It appears at first that Alice’s rebellion will consist exclusively of such cynical remarks, which allow her to feel superior to her workmates without challenging the corporate status quo. (Thomas quietly makes the point that this is the attitude of most people, overwhelmed by a world that “seems like too big a thing to try to save.”) Alice is jolted out of her passivity at Thought Camp by being selected for a special team whose mandate is “to design a new product, with specific potential to become a craze, for teenage girls.... We want to make something here that is more viral than SARS,” PopCo’s creative director cheerfully explains.

Attending research seminars that anatomize children’s insecurities as a means of boosting sales, Alice finds memories of her own difficult childhood flooding back. She gets sick and spends a lot of time in her dormitory room guzzling homeopathic remedies while trying to decipher the mysterious coded messages someone is slipping under her door. The intricate explanations of cryptoanalysis are surprisingly fascinating; Thomas skillfully references the cracking of the Enigma code during World War II and the work Alice’s grandfather did on two famous unsolved encrypted manuscripts to help readers understand the intellectual appeal PopCo’s marketing “puzzles” hold for her reluctant heroine. But Alice’s doubts about her job are multiplying, stimulated by other employees who share her misgivings. To make products that act like viruses, “[i]t’s pretty sinister, don’t you think?” remarks Ben, the nice guy she’s casually fallen into bed with; fellow PopCo-ite Esther, another new friend, says bluntly, “It’s all dishonest.”
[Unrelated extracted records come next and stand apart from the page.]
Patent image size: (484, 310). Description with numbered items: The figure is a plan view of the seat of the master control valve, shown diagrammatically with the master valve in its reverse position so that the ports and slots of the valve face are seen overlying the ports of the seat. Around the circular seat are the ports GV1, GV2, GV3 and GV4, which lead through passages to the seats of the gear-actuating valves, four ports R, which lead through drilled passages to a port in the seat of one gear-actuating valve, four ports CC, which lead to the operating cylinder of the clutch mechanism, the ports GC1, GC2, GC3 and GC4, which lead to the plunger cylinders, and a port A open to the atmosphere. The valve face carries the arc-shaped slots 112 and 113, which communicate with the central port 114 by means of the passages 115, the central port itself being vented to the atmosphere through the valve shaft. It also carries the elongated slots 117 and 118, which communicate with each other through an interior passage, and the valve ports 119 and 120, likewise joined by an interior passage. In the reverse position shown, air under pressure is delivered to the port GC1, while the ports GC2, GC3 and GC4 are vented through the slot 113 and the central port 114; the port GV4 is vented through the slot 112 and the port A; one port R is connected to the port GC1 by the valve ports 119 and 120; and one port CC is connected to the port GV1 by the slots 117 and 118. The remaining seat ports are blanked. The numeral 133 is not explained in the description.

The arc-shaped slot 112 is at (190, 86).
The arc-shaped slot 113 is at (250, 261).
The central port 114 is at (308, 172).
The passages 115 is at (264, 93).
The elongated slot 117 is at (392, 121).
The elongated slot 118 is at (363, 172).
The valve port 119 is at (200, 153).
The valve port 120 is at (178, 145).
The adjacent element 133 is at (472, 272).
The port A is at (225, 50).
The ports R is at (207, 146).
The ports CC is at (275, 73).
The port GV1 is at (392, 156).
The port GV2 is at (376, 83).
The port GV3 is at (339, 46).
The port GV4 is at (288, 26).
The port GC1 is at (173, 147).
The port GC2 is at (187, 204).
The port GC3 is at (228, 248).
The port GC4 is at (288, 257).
Esther should know; her job is to invent online “personas” who enthuse about PopCo products on trumped-up websites. The dream machine fueled by her labors, Alice acknowledges over the course of the narrative, has real-life consequences: cheap toys for the privileged are manufactured by Asian workers who make pitiful wages and “regularly lose limbs” in PopCo’s unsafe factories. What should she do with this unwelcome awareness of her complicity? How can she live up to the ideals of her beloved grandfather?

Thomas’ answer puts her firmly in the line of proletarian writers from the 1930s and radical novelists from the ‘60s counterculture like Marge Piercy (who gets a tip of the hat when Alice finds a message from her dead mother scribbled in a copy of Piercy’s “Woman on the Edge of Time”). Alice discovers a resistance movement and commits herself to it in the novel’s closing pages. Yet it’s a distinctively 21st century movement whose members don’t bother with direct political action -- irrelevant in the age of unchecked global capitalism -- but concentrate on sabotaging corporations like PopCo from within.

“[A]ll we are is a group of people not doing their jobs properly,” says the woman who recruits Alice. “[T]hey took away most of our unions, so this is what they’ve got in return.” The wired generation saunters up to the virtual barricades, armed with deliberately bad marketing campaigns and subversive insights hidden in video games: You might say that Thomas has redefined activism for the Digital Age. It’s a pleasure to see her cigarette- and dope-smoking misfits decide there’s more to life than hanging out and cracking wise. We’ve grown fond of odd, vulnerable Alice, so we’re glad that she’s found a community as well as a cause. “For the first time in my life I feel part of something,” she tells us, “and I know I can be myself inside it.”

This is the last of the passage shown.